Note: This version is in draft.
General API Guidance
Purpose
This site is intended for use by software developers looking to build a conformant GP Connect API interface with a focus on general API implementation guidance.
Notational conventions
The keywords ‘MUST’, ‘MUST NOT’, ‘REQUIRED’, ‘SHALL’, ‘SHALL NOT’, ‘SHOULD’, ‘SHOULD NOT’, ‘RECOMMENDED’, ‘MAY’, and ‘OPTIONAL’ on this site are to be interpreted as described in RFC 2119.
General standards
Information on the technical standards that SHALL be conformed to can be found in the sections below and throughout the GP Connect specification.

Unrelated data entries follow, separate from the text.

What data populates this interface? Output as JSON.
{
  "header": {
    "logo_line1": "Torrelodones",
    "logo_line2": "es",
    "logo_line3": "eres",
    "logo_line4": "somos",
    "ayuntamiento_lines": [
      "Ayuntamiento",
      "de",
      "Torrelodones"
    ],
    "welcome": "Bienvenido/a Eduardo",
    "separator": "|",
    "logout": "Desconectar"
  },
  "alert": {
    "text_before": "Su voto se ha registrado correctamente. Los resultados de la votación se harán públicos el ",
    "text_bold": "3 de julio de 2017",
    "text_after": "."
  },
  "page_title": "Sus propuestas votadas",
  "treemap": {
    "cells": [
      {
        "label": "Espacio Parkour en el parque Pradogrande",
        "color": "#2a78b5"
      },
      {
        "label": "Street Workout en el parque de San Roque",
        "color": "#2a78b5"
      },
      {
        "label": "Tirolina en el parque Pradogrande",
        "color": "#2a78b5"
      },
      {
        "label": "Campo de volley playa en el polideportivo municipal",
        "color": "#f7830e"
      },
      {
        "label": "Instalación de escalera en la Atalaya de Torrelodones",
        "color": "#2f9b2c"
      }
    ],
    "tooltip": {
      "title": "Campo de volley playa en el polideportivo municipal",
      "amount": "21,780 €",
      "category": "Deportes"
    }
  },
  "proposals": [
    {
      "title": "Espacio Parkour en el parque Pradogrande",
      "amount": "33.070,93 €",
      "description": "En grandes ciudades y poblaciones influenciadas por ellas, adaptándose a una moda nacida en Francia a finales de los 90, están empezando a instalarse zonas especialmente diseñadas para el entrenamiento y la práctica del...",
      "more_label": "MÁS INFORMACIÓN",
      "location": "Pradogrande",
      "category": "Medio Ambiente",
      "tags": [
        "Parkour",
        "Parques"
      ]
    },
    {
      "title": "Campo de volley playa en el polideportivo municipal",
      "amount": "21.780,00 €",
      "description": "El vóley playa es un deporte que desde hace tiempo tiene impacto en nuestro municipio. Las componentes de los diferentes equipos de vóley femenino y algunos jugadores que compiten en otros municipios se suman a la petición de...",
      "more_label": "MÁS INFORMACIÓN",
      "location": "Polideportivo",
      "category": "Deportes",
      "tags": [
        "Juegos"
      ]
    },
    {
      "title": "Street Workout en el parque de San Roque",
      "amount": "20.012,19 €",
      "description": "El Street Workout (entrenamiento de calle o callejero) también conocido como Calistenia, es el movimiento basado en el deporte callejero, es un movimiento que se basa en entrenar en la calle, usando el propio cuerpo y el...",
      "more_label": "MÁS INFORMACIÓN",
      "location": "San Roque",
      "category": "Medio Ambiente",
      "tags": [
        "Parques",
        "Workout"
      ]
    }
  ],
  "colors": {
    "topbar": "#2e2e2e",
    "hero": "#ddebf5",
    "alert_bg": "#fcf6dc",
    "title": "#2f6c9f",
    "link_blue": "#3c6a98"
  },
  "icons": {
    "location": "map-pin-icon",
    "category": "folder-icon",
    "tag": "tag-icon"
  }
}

Important: Any additional principles highlighted in the GP Connect specification MUST take precedence over those defined in these technical standards.
Internet standards
Clients and servers SHALL be conformant to the following Internet Engineering Task Force (IETF) request for comments (RFCs), which are the principal technical standards that underpin the design and development of the internet and thus FHIR's APIs.
- transport level integration SHALL be via HTTP as defined in the following RFCs: RFC 7230, RFC 7231, RFC 7232, RFC 7233, RFC 7234 and RFC 7235
- transport level security SHALL be via TLS/HTTPS as defined in RFC 5246 and RFC 6176
- HTTP Strict Transport Security (HSTS) as defined in RFC 6797 SHALL be employed to protect against protocol downgrade attacks and cookie hijacking
Important: NHS Digital is currently evaluating how cross-origin resource sharing (CORS) will be handled for web and mobile based applications.